Sebelumnya, Edhy dijatuhi hukuman pidana penjaralima tahun dandenda Rp400 juta subsider enam bulan pasung.

Ia selalu dihukum membayar uang substitusi senilai Rp9, 6 miliar dan US$77 ribu secara memperhitungkan uang yang telah dikembalikan. Serta pencabutan hak dipilih dalam jabatan publik selama tiga tahun.

Edhy dinilai terbukti menerima suap sebesar US$77 ribu atau sekitar Rp1, 12 miliar dan Rp24, 62 miliar terkait proses persetujuan pemberian izin budi daya lobster dan izin ekspor Benih Bening Lobster (BBL) kepada para eksportir.

Tatkala itu, tiga terdakwa yang merupakan anak buah Edhy divonis dengan pidana 4, 5 tahun penjara dan pidana denda Rp300 juta subsider enam bulan pasung.

Para terdakwa tersebut yakni Andreau Misanta Pribadi dan Safri sebagai staf khusus Edhy, mengikuti Amiril Mukminin selaku sekretaris pribadi Edhy.

Kemudian, Ainul Faqih demi staf istri Edhy danpemilik PT Aero Citra Barang (ACK) Siswadhi Pranoto Loe divonis penjara empat tarikh dan denda Rp300 juta subsider empat bulan rumah.

Hakim memperhitungkan para terdakwa terbukti bersalah melakukan tindak pidana manipulasi secara bersama-sama terkait dengan penetapan izin ekspor benih lobster (benur).

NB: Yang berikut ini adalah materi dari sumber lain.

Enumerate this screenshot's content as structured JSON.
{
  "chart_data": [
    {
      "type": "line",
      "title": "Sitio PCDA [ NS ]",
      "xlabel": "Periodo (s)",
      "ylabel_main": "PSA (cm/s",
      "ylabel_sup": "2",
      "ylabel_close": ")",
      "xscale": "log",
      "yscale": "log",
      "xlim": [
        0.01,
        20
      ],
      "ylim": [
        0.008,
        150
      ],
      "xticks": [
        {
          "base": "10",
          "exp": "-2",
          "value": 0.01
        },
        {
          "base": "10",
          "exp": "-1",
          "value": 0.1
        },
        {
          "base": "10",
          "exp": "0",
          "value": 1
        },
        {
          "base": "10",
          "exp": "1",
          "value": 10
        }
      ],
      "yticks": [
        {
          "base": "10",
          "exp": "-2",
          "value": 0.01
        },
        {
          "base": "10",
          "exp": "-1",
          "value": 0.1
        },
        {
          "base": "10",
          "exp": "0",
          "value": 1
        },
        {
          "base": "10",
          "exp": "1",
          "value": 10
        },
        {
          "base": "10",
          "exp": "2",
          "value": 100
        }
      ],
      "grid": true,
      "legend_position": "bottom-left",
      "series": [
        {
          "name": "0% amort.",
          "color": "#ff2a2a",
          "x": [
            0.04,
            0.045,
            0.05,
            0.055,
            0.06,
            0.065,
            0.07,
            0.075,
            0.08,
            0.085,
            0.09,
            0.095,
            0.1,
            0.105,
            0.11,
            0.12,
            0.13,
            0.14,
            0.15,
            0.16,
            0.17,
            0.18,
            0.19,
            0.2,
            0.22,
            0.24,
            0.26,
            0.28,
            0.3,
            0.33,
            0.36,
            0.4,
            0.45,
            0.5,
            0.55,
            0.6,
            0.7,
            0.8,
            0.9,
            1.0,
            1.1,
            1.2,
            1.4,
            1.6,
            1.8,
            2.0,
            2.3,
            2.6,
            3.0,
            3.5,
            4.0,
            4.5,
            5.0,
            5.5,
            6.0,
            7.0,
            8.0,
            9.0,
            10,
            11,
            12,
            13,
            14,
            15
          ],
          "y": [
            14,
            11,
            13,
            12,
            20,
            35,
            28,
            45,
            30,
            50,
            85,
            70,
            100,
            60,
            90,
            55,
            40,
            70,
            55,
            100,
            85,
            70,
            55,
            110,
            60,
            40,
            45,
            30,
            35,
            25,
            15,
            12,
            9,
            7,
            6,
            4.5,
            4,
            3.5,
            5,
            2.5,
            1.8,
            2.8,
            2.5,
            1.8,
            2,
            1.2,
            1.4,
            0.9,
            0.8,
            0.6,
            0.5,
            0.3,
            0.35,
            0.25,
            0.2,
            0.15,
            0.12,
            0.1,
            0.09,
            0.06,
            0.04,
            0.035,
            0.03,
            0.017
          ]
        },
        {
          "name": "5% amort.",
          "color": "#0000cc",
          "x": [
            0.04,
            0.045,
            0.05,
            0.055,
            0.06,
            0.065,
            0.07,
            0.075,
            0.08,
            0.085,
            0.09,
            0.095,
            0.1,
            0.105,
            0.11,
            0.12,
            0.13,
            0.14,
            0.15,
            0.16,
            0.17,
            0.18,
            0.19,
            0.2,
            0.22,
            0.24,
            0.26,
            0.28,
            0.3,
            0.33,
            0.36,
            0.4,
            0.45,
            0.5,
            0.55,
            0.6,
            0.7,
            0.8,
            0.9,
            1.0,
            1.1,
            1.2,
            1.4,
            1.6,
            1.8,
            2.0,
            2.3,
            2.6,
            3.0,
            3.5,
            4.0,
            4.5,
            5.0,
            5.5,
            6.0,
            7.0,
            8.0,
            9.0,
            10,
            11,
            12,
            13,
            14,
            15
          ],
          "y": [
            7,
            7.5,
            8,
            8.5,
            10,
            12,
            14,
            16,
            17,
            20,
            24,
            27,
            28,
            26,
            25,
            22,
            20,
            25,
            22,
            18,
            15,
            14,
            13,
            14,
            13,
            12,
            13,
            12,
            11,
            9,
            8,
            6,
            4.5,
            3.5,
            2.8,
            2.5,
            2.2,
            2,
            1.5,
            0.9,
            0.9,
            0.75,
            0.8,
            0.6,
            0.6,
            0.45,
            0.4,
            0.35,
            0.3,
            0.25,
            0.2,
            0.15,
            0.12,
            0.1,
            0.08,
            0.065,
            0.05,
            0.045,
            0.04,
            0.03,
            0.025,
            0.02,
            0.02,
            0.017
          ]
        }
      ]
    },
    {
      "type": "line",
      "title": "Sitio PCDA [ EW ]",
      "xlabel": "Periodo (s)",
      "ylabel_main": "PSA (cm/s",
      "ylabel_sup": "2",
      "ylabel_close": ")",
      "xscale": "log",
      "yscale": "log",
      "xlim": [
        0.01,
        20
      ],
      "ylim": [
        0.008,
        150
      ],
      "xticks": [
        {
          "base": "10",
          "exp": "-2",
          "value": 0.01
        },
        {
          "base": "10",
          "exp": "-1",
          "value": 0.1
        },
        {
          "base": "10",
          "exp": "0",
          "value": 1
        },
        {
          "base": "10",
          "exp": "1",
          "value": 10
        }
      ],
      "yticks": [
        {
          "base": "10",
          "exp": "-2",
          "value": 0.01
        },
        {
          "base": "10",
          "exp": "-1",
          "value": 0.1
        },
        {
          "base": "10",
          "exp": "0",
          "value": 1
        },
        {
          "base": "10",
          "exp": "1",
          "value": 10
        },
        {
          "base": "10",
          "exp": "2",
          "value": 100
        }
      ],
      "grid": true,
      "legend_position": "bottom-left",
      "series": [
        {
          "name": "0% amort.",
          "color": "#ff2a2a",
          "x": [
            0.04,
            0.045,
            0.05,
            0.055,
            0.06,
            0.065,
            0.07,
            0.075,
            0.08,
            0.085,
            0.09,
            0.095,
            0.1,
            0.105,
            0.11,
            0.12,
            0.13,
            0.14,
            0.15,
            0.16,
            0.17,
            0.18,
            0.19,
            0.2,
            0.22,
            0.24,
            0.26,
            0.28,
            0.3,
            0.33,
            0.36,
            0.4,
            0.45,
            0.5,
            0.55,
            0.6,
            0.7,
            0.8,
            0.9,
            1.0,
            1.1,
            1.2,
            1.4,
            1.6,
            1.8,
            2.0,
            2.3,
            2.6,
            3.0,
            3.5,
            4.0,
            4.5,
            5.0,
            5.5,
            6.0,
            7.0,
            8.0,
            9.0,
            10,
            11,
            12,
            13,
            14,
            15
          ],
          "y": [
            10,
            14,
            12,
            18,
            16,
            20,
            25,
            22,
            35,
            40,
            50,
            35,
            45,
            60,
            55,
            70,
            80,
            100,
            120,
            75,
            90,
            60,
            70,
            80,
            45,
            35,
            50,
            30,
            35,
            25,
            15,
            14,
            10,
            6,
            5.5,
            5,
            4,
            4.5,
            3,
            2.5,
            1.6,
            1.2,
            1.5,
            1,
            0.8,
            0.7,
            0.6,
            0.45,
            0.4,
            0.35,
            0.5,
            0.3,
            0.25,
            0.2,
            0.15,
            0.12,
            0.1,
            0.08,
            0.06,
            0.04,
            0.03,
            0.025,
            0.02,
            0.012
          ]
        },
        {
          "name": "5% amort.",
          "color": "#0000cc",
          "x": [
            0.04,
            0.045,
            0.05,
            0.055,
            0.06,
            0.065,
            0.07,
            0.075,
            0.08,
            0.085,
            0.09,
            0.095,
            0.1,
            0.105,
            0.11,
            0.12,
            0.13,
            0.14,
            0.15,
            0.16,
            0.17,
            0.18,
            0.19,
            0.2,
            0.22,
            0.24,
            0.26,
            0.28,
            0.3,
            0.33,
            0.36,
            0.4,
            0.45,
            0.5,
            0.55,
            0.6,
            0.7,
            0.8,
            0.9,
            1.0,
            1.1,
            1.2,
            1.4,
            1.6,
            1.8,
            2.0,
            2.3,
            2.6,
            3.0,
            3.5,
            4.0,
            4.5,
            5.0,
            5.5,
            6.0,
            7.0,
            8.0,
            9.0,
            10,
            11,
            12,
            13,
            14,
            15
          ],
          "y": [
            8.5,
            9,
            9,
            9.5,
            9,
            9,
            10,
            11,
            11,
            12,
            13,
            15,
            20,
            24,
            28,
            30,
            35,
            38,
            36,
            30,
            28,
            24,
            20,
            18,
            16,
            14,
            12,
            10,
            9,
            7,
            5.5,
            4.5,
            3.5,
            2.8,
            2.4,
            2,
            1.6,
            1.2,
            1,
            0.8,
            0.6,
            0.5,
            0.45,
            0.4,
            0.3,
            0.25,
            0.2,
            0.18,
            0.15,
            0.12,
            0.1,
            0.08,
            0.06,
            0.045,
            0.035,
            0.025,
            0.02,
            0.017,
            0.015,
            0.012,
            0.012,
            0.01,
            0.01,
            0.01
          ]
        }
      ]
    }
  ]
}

Dalam putusan tersebut, ketua mengatakan Edhy melakukan intervensi terhadap izin ekspor benur untuk perusahaan yang terafiliasi dengan koleganya yakni Azis Syamsuddin dan Fahri Hamzah.

(ryn/gil)

[Gambas:Video CNN]

Comments are closed, but trackbacks and pingbacks are open.